Professor James Hudson (13:38):
That’s our hope. Not only we prevent it, but some of the therapeutics we find actually can reverse the process as well. And that’s been extremely challenging in this area of research so far.
Clare Blake (13:49):
What about in the long term future? Could you use it as a patch for somebody with congenital heart disease?
Professor James Hudson (13:55):
Yeah. We have a research program together with MCRI, the Murdoch Children’s Research Institute, that is to create patches for people that have heart failure where part of their heart’s damaged and it’s really quite severe. We go in and we add the stem cell-derived heart cells to try and repair that. That requires a lot of work. And that would only be done in certain cases because it would require substantial surgery. But that’s an avenue of research that’s quite promising. And when I did my postdoc in Germany, that was a key focus of our research. In 2021, they started the first trials of heart patches for adults. They’ve now implanted around 10 of those. So that avenue of research is definitely a promising one that will continue to be explored not just by us with this MCRI project, but also by others globally as well.
Clare Blake (14:50):
That’s close once it’s in humans, isn’t it?
Professor James Hudson (14:52):
Clare Blake (14:53):
Well, so the big focus right now if we were going to go up in your lab today, what would we see your team working on?
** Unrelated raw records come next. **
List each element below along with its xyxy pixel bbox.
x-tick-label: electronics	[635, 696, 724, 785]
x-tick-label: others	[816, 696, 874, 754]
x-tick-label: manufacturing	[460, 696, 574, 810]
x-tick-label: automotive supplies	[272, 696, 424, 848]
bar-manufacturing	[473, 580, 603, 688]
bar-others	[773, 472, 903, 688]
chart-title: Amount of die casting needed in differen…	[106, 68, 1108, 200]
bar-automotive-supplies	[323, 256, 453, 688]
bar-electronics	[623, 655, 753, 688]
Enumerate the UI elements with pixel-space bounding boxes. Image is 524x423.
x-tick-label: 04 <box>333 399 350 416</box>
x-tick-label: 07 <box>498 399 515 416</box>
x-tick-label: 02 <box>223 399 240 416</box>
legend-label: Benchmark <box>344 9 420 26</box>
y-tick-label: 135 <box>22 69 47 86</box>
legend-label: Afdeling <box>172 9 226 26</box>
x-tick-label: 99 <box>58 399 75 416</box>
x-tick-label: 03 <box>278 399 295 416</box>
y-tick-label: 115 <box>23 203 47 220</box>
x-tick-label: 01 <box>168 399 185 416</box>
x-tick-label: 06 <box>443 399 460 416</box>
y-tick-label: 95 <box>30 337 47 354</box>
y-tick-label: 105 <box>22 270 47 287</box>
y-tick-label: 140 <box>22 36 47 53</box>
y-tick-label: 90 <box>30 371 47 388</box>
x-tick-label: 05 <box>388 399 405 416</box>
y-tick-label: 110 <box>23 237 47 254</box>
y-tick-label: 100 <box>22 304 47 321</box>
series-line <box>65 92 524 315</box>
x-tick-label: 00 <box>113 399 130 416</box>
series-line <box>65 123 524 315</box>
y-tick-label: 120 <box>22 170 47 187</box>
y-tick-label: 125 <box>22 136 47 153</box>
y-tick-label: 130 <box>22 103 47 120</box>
Professor James Hudson (14:59):
Right now, what we’re trying to do is map out in more detail how the heart works essentially, how different stimuli affect the cardiac tissue and the response. What we want to do is create an encyclopedia of that. And while that’s going to be a lot of effort to get to that stage, what that does is create a benchmark for us that we can use for multiple diseases to really understand which proteins cause improved function, which ones cause decreased function so that we can start to manipulate and come up with therapeutic targets that are specific to certain diseases. And that’s what is the basis of my Snow Medical Fellowship.
Clare Blake (15:45):
It’s extraordinary work. If you’d like to find out more about Professor James Hudson and his team and their work, qimrberghofer.edu.au Thank you so much, James. It’s great. We wish you the best of the luck. We really appreciate you coming in here to give us a bit more info.